Mentre gli Stati stanno affrontando con enormi difficoltà l’emergenza sanitaria del Coronavirus, si fa strada col passare dei giorni lo spettro delle gravissime ricadute economiche che l’epidemia porterà con sé, e che potrebbero trasformarsi in un vero e proprio cambio di paradigma globale. Per farsi un quadro sono sufficienti alcuni elementi: la Cina è la seconda potenza economica mondiale ed è anche uno dei principali ingranaggi di un sistema di produzione globalizzato dal quale dipendiamo tutti. Produce enormi quantitativi di merce pronta per essere venduta al consumatore finale e produce beni – i semilavorati, i componenti – che s’inseriscono nella filiera produttiva di altre aziende. Produce inoltre materia prima – tessile, acciaio – e per larga parte le merci prodotte viaggiano via nave, impiegando circa un mese per raggiungere l’Europa.
In Cina il Coronavirus ha evidenziato per ora una bassa mortalità, tra il 2 e 3 per cento dei contagiati (tra questi molti con patologie preesistenti, diabete, asma, problemi cardiaci…); il vaccino non è stato ancora individuato e intanto i rimedi temporaneamente utilizzati sono stati l’isolamento dei malati, la drastica riduzione della mobilità e il continuo monitoraggio della popolazione. Dopo un’iniziale sottovalutazione del fenomeno, la diffusione delle informazioni è stata scarsa, contraddittoria e spesso aleatoria. Ad aggravare la diffusione del virus ci sono stati gli imponenti spostamenti di cittadini cinesi sia all’interno che all’esterno della Cina a causa del Capodanno Cinese. In molte zone i siti produttivi sono chiusi da circa un mese. Chiusi anche i luoghi pubblici e gli uffici pubblici. Manca totalmente l’informazione circa la riapertura delle attività produttive e commerciali.

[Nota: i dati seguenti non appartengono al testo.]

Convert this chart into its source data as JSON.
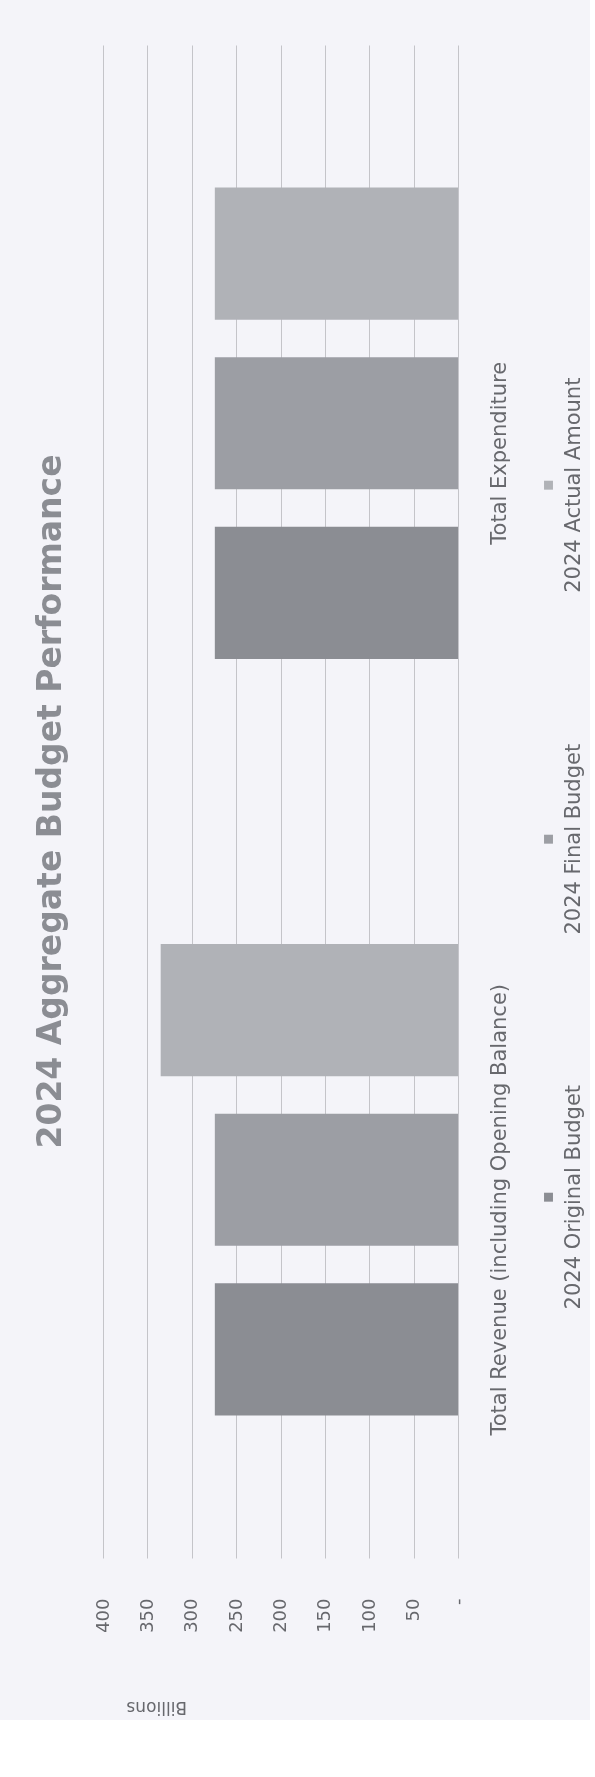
{
  "chart_data": {
    "type": "bar",
    "orientation": "horizontal",
    "title": "2024 Aggregate Budget Performance",
    "xlabel": "Billions",
    "categories": [
      "Total Expenditure",
      "Total Revenue (including Opening Balance)"
    ],
    "series": [
      {
        "name": "2024 Original Budget",
        "color": "#8b8d93",
        "values": [
          274,
          274
        ]
      },
      {
        "name": "2024 Final Budget",
        "color": "#9c9ea4",
        "values": [
          274,
          274
        ]
      },
      {
        "name": "2024 Actual Amount",
        "color": "#b0b2b7",
        "values": [
          274,
          335
        ]
      }
    ],
    "xlim": [
      400,
      0
    ],
    "xticks": [
      400,
      350,
      300,
      250,
      200,
      150,
      100,
      50,
      {
        "value": 0,
        "label": "-"
      }
    ],
    "grid": "x",
    "legend": "right"
  }
}
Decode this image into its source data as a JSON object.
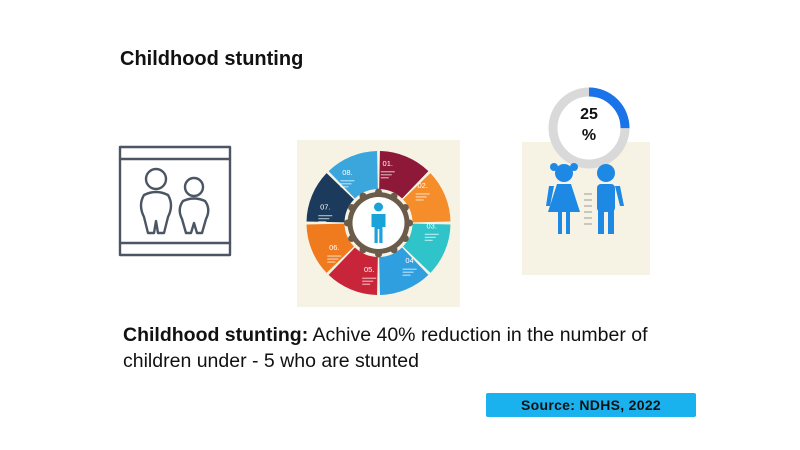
{
  "slide": {
    "title": "Childhood stunting"
  },
  "target": {
    "label": "Childhood stunting:",
    "text": " Achive 40% reduction in the number of children under - 5 who are stunted"
  },
  "indicator": {
    "value": 25,
    "label_number": "25",
    "label_unit": "%",
    "ring_color": "#1a73e8",
    "track_color": "#d9d9d9"
  },
  "cycle": {
    "segments": [
      {
        "label": "01.",
        "color": "#8e1838"
      },
      {
        "label": "02.",
        "color": "#f58d2a"
      },
      {
        "label": "03.",
        "color": "#2ec4c9"
      },
      {
        "label": "04",
        "color": "#2f9fe0"
      },
      {
        "label": "05.",
        "color": "#c9253a"
      },
      {
        "label": "06.",
        "color": "#f07a1e"
      },
      {
        "label": "07.",
        "color": "#1b3a5c"
      },
      {
        "label": "08.",
        "color": "#3aa6dc"
      }
    ],
    "center_icon": "person-icon"
  },
  "source": {
    "label": "Source: NDHS, 2022",
    "color": "#19b2ee"
  },
  "icons": {
    "children_frame": "children-outline-icon",
    "kids": "boy-girl-icon"
  }
}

Scarsissime anche le informazioni riguardo possibili casi di contagio in Africa, continente che vede un’importante attività economica ed estrattiva svolta da aziende cinesi. Con un servizio sanitario ancora poco sviluppato e con una totale assenza di monitoraggio o controllo della diffusione del virus, i rischi di una diffusione massiccia del Coronavirus sono altissimi, con tutte le immaginabili conseguenze del caso. Tutto questo impone di affrontare con decisione il tema degli effetti economici che l’epidemia potrà provocare in Italia e in Europa, a cominciare già da questo mese. Si dovrà infatti registrare una drastica riduzione delle merci provenienti dalla Cina, sia di quelle destinate al consumatore finale che di quelle destinate alle varie filiere produttive. La conseguente scarsità di offerta a fronte di domanda costante determinerà inevitabilmente un aumento dei prezzi di queste merci, ma anche una scarsa programmazione degli ordini e una conseguente intermittenza nelle consegne. Inevitabilmente si determinerà un rallentamento delle attività manifatturiere e persino la temporanea cessazione di produzioni interamente dipendenti da materie prime cinesi, a partire dal settore tessile. Il che determinerà un rallentamento delle esportazioni e una conseguente incertezza dei mercati finanziari.
Non è uno scenario apocalittico quello che si delinea, ma semplicemente una forte probabilità: dobbiamo dare per imminente un ulteriore rallentamento dell’economia europea. Il governo Italiano dovrà dare prova di grande risolutezza nell’affrontare questa situazione. La debolezza della situazione economica e finanziaria italiana necessita di iniziative immediate, e in questo quadro l’attuale governo dovrà avere il coraggio di elaborare lo schema della prossima legge finanziaria tenendo già conto fin da ora di tutti i parametri al ribasso. Dovrà inoltre immaginare ed attuare politiche che incentivino il reshoring, ovvero il ritorno a casa di produzioni che erano state delocalizzate nei paesi asiatici. Dovrà poi programmare un’attenta e intelligente politica di ammortizzatori sociali e infine lavorare in maniera incisiva per far sì che, date le condizioni attuali, l’Unione Europea attui un ripensamento – o una moratoria – del Patto di stabilità e crescita. Sono scelte fattibili e su questo è immaginabile una convergenza anche da parte delle forze politiche di opposizione.